Silly Cosmo is at it again. I might start having a WTF Wednesday dedicated just to them every month. So apparently our collective breasts called and they need some pampering. I find this hysterical because my breasts are the last body part that would be calling for some “pampering” — right after my feet, back, heck, even my colon would call before my breasts. I’m starting to think that Cosmo is run by men.

And finally, I took this photo at Target on December 30. That’s right. Valentine’s cookies for sale before the new year arrived. WTF? Who is even thinking about Valentine’s Day now, much less last week? I love Target, but sometimes I wonder about their marketing department.

Happy holidays!

Hey everyone! Thanks for all the notes and offers of help during what was an incredibly trying time. Dan has mostly recovered, and so has Scarlett (did I mention here that she wound up with pneumonia too?), so hopefully life will get back to normal next week when school starts again.
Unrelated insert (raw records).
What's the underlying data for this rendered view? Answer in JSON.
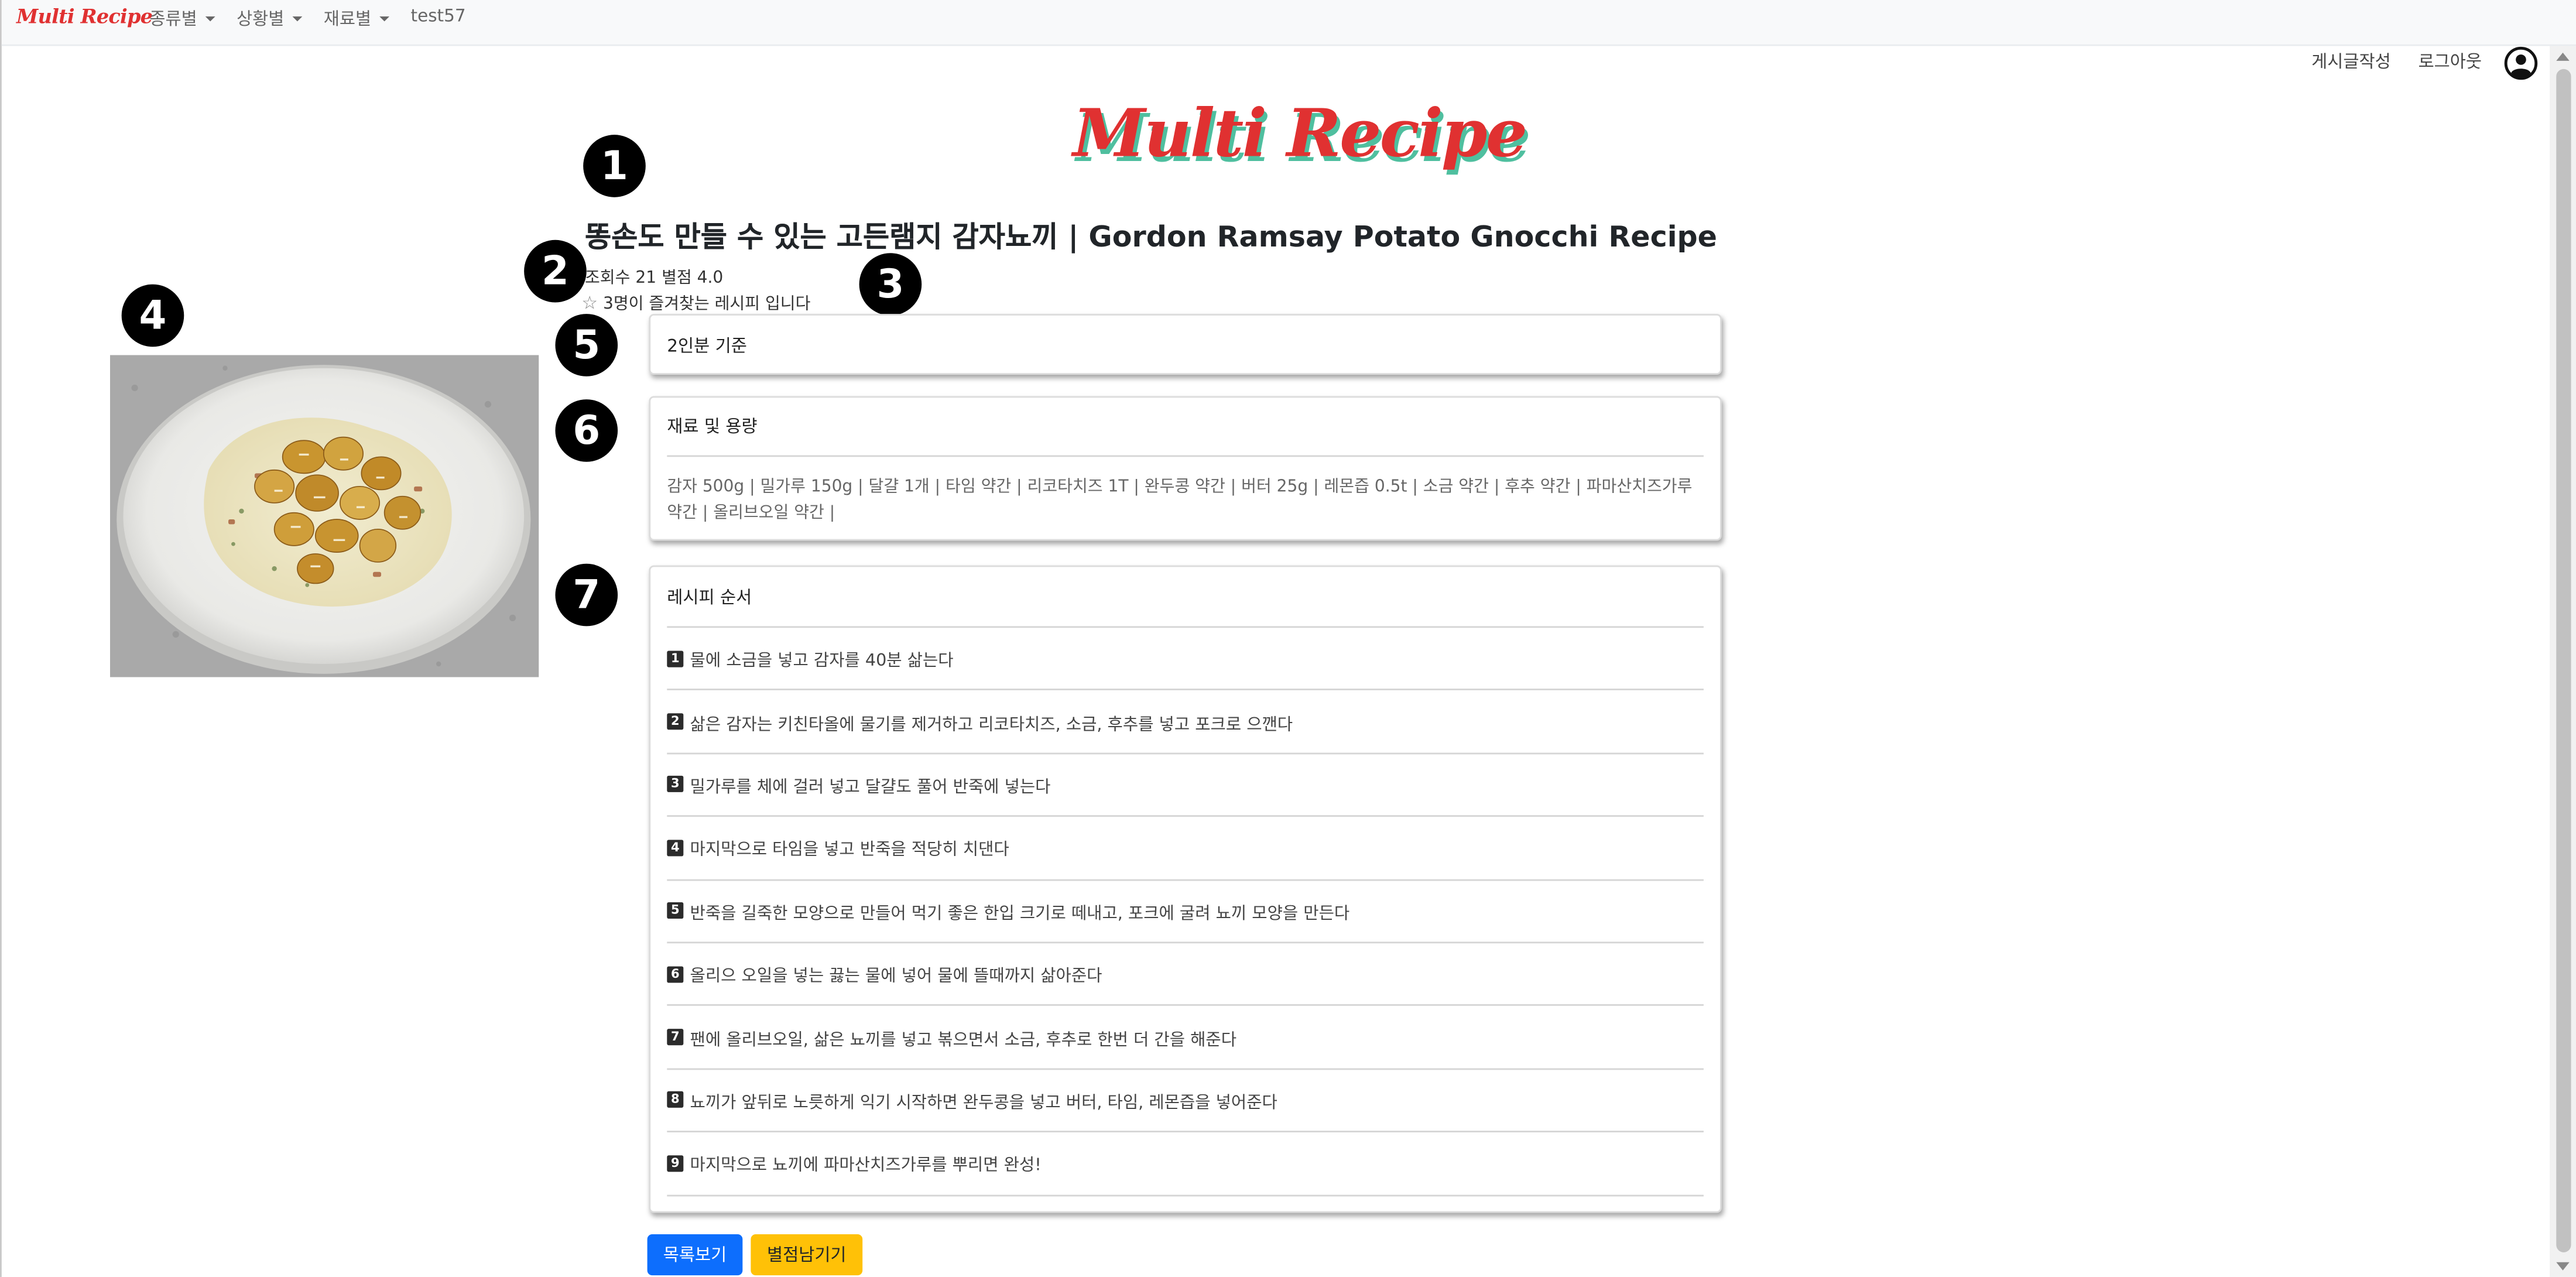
{
  "nav": {
    "brand": "Multi Recipe",
    "menus": [
      "종류별",
      "상황별",
      "재료별"
    ],
    "username": "test57",
    "write_post": "게시글작성",
    "logout": "로그아웃",
    "user_icon": "user-circle-icon"
  },
  "logo": "Multi Recipe",
  "markers": [
    "1",
    "2",
    "3",
    "4",
    "5",
    "6",
    "7"
  ],
  "recipe": {
    "title": "똥손도 만들 수 있는 고든램지 감자뇨끼 | Gordon Ramsay Potato Gnocchi Recipe",
    "views_label": "조회수",
    "views": "21",
    "rating_label": "별점",
    "rating": "4.0",
    "favorite_text": "3명이 즐겨찾는 레시피 입니다",
    "servings": "2인분 기준",
    "ingredients_header": "재료 및 용량",
    "ingredients": "감자 500g | 밀가루 150g | 달걀 1개 | 타임 약간 | 리코타치즈 1T | 완두콩 약간 | 버터 25g | 레몬즙 0.5t | 소금 약간 | 후추 약간 | 파마산치즈가루 약간 | 올리브오일 약간 |",
    "steps_header": "레시피 순서",
    "steps": [
      {
        "num": "1",
        "text": "물에 소금을 넣고 감자를 40분 삶는다"
      },
      {
        "num": "2",
        "text": "삶은 감자는 키친타올에 물기를 제거하고 리코타치즈, 소금, 후추를 넣고 포크로 으깬다"
      },
      {
        "num": "3",
        "text": "밀가루를 체에 걸러 넣고 달걀도 풀어 반죽에 넣는다"
      },
      {
        "num": "4",
        "text": "마지막으로 타임을 넣고 반죽을 적당히 치댄다"
      },
      {
        "num": "5",
        "text": "반죽을 길죽한 모양으로 만들어 먹기 좋은 한입 크기로 떼내고, 포크에 굴려 뇨끼 모양을 만든다"
      },
      {
        "num": "6",
        "text": "올리으 오일을 넣는 끓는 물에 넣어 물에 뜰때까지 삶아준다"
      },
      {
        "num": "7",
        "text": "팬에 올리브오일, 삶은 뇨끼를 넣고 볶으면서 소금, 후추로 한번 더 간을 해준다"
      },
      {
        "num": "8",
        "text": "뇨끼가 앞뒤로 노릇하게 익기 시작하면 완두콩을 넣고 버터, 타임, 레몬즙을 넣어준다"
      },
      {
        "num": "9",
        "text": "마지막으로 뇨끼에 파마산치즈가루를 뿌리면 완성!"
      }
    ]
  },
  "buttons": {
    "list": "목록보기",
    "rate": "별점남기기"
  },
  "colors": {
    "brand_red": "#e03131",
    "primary": "#0d6efd",
    "warning": "#ffc107"
  }
}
Christmas was great. Even though I only had a week to buy all the gifts, wrap everything, decorate the house and do the shopping for Christmas lunch, somehow it all came together and the day was very — merry. And even though I have been off work for nine days, things haven’t been too tense, except for the occasional fight-to-the-death between Anabella and Scarlett. (are sisters always like this??) However, it appears that a few of Dan’s little “sayings” have rubbed off on my otherwise nearly perfect little three-year-old child during all the quality time we have spent together.

I am laying in bed and Scarlett is next to me watching a cartoon. She notices that I am on my cell phone and says “Mommy, I want to play my mouse game.”
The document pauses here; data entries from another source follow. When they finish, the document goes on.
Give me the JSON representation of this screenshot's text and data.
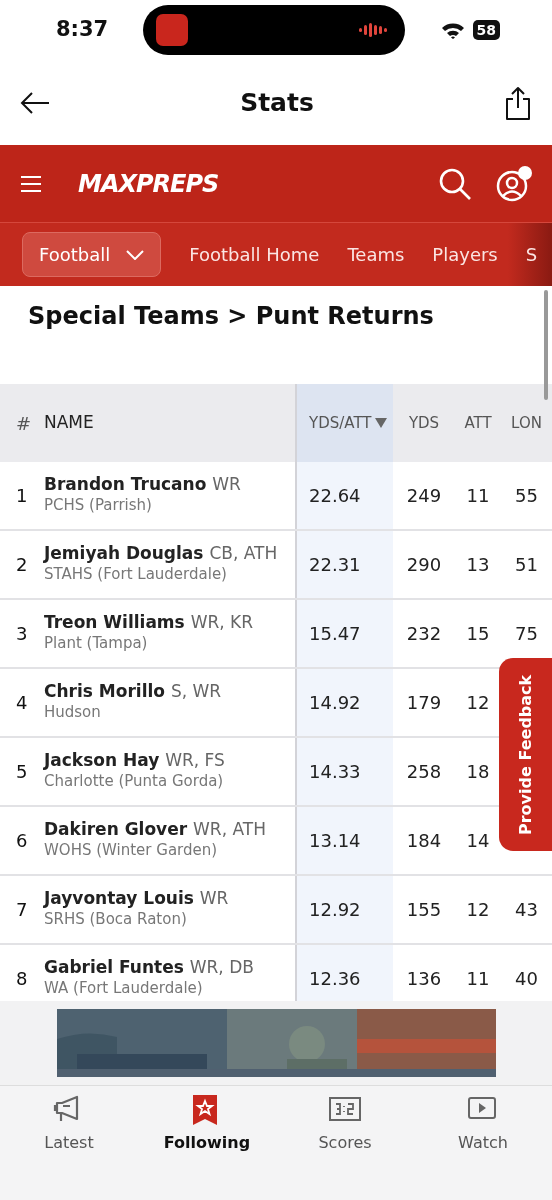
{
  "status_bar": {
    "time": "8:37",
    "battery": "58"
  },
  "header": {
    "title": "Stats"
  },
  "brand": {
    "logo": "MAXPREPS"
  },
  "sport_menu": {
    "label": "Football"
  },
  "subnav": [
    {
      "label": "Football Home"
    },
    {
      "label": "Teams"
    },
    {
      "label": "Players"
    },
    {
      "label": "S"
    }
  ],
  "page_title": "Special Teams > Punt Returns",
  "table": {
    "columns": [
      {
        "label": "#",
        "sorted": false
      },
      {
        "label": "NAME",
        "sorted": false
      },
      {
        "label": "YDS/ATT",
        "sorted": true
      },
      {
        "label": "YDS",
        "sorted": false
      },
      {
        "label": "ATT",
        "sorted": false
      },
      {
        "label": "LON",
        "sorted": false
      }
    ],
    "rows": [
      {
        "rank": "1",
        "name": "Brandon Trucano",
        "position": "WR",
        "school": "PCHS (Parrish)",
        "yds_att": "22.64",
        "yds": "249",
        "att": "11",
        "long": "55"
      },
      {
        "rank": "2",
        "name": "Jemiyah Douglas",
        "position": "CB, ATH",
        "school": "STAHS (Fort Lauderdale)",
        "yds_att": "22.31",
        "yds": "290",
        "att": "13",
        "long": "51"
      },
      {
        "rank": "3",
        "name": "Treon Williams",
        "position": "WR, KR",
        "school": "Plant (Tampa)",
        "yds_att": "15.47",
        "yds": "232",
        "att": "15",
        "long": "75"
      },
      {
        "rank": "4",
        "name": "Chris Morillo",
        "position": "S, WR",
        "school": "Hudson",
        "yds_att": "14.92",
        "yds": "179",
        "att": "12"
      },
      {
        "rank": "5",
        "name": "Jackson Hay",
        "position": "WR, FS",
        "school": "Charlotte (Punta Gorda)",
        "yds_att": "14.33",
        "yds": "258",
        "att": "18"
      },
      {
        "rank": "6",
        "name": "Dakiren Glover",
        "position": "WR, ATH",
        "school": "WOHS (Winter Garden)",
        "yds_att": "13.14",
        "yds": "184",
        "att": "14"
      },
      {
        "rank": "7",
        "name": "Jayvontay Louis",
        "position": "WR",
        "school": "SRHS (Boca Raton)",
        "yds_att": "12.92",
        "yds": "155",
        "att": "12",
        "long": "43"
      },
      {
        "rank": "8",
        "name": "Gabriel Funtes",
        "position": "WR, DB",
        "school": "WA (Fort Lauderdale)",
        "yds_att": "12.36",
        "yds": "136",
        "att": "11",
        "long": "40"
      }
    ]
  },
  "feedback_tab": {
    "label": "Provide Feedback"
  },
  "tab_bar": [
    {
      "label": "Latest",
      "kind": "megaphone",
      "selected": false
    },
    {
      "label": "Following",
      "kind": "bookmark",
      "selected": true
    },
    {
      "label": "Scores",
      "kind": "scoreboard",
      "selected": false
    },
    {
      "label": "Watch",
      "kind": "play",
      "selected": false
    }
  ]
}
Me: “I’m on the phone right now, but you can play when I am done.”

Scarlett (with a very serious face): “If you don’t let me play my mouse game, I am going to smack your ass.”

Nice job, daddy. Can’t wait until she pulls that out in school next week.

WTF? Wednesday

I know you are all probably wondering WTF has happened to me. Well, this is day 19 of Dan having pneumonia. So I’ve been a single parent and nurse for almost three weeks. And yes, it is kicking my ass. (Huge kudos to all the single parents in the world — I have no idea how you do it.) And, of course, I am beyond worried about Dan. He is having a catscan of his chest today, so hopefully that will give us some answers. More later …

WTF? Wednesday

I’m so annoyed by the little things this week. My first WTF is that our home has been completely invaded by ants. Is this happening to anyone else in Houston? We put the granule stuff on the beds we found, and all around the perimeter of the house, then we bought the little ant hotels (the child-safe ones) and put those in the high ant-traffic areas. But they won’t go away. They just move around. Yesterday I sat down on the tub surround while getting dressed and a few of the little bastards got into my undies and bit me on the ass. WTF?! I’m way over the ants and welcome any suggestions. Oh, and the dog keeps trying to eat the ant hotels.
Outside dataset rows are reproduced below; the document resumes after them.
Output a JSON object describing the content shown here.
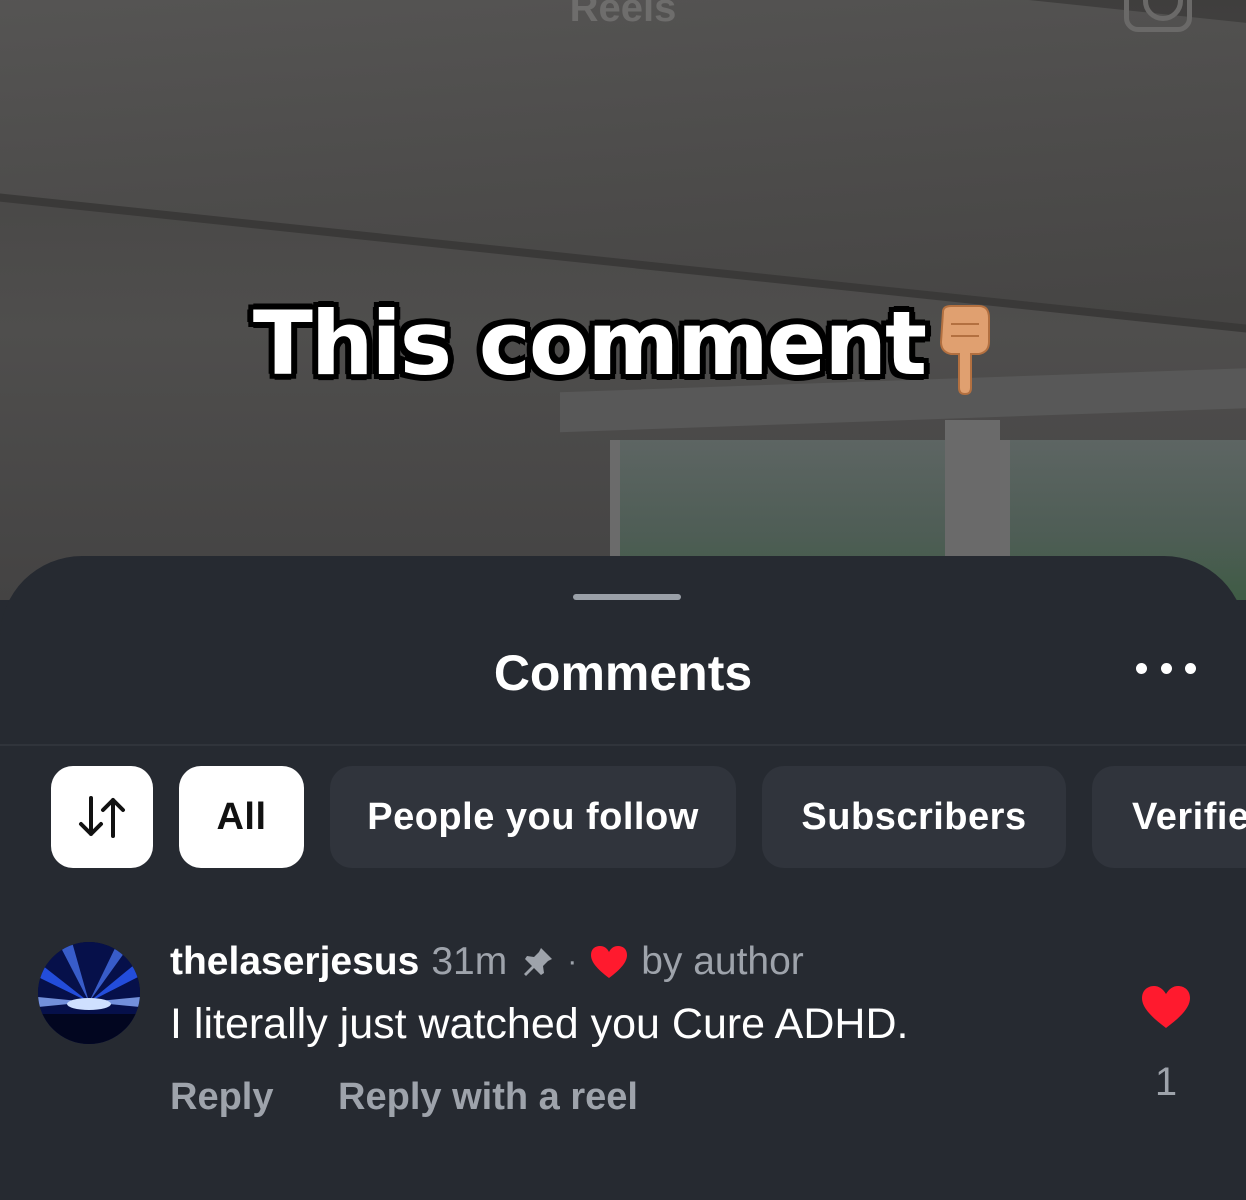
{
  "reel": {
    "header_title": "Reels",
    "overlay_caption": "This comment",
    "caption_emoji_icon": "backhand-index-pointing-down-icon"
  },
  "sheet": {
    "title": "Comments",
    "more_icon": "more-horizontal-icon"
  },
  "filters": {
    "sort_icon": "sort-arrows-icon",
    "chips": [
      {
        "label": "All",
        "active": true
      },
      {
        "label": "People you follow",
        "active": false
      },
      {
        "label": "Subscribers",
        "active": false
      },
      {
        "label": "Verifie",
        "active": false
      }
    ]
  },
  "comments": [
    {
      "username": "thelaserjesus",
      "time": "31m",
      "pinned": true,
      "separator": "·",
      "liked_by_author": "by author",
      "text": "I literally just watched you Cure ADHD.",
      "actions": {
        "reply": "Reply",
        "reply_with_reel": "Reply with a reel"
      },
      "like_count": "1",
      "liked": true
    }
  ],
  "colors": {
    "sheet_background": "#262a31",
    "chip_background": "#30343c",
    "active_chip": "#ffffff",
    "muted_text": "#9ea3ab",
    "heart": "#ff1a2e"
  }
}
I’m also constantly thinking “WTF?” this week when it comes to my car and all of its fabulous technology.

The stupid electronic tire gauge has lost it’s effing mind. Every morning when I get up, it gives me a red warning that all my tires are too low. When I come out of my office in the afternoon, it gives me another crazy red warning that all my tired are over inflated.

WTF? Is this really smart technology? I know it’s the 20-degree difference in our morning and afternoon temperatures at the moment, but what am I supposed to do? Put air in my tires every morning and let some out every night. That’s incredibly convenient. And I’m also really sick of the little exclamation mark that never goes away. Shut up already, car!

Halloween – a little late.

Here they are — SuperGirl and Minnie Mouse.

We had some friends come over to go trick-or-treating with us — mostly princesses. All adorable.

A good time was had by all.

P.S. Am I the only person who is so over the high school kids who go trick-or-treating with no costume and a plastic grocery store bag?!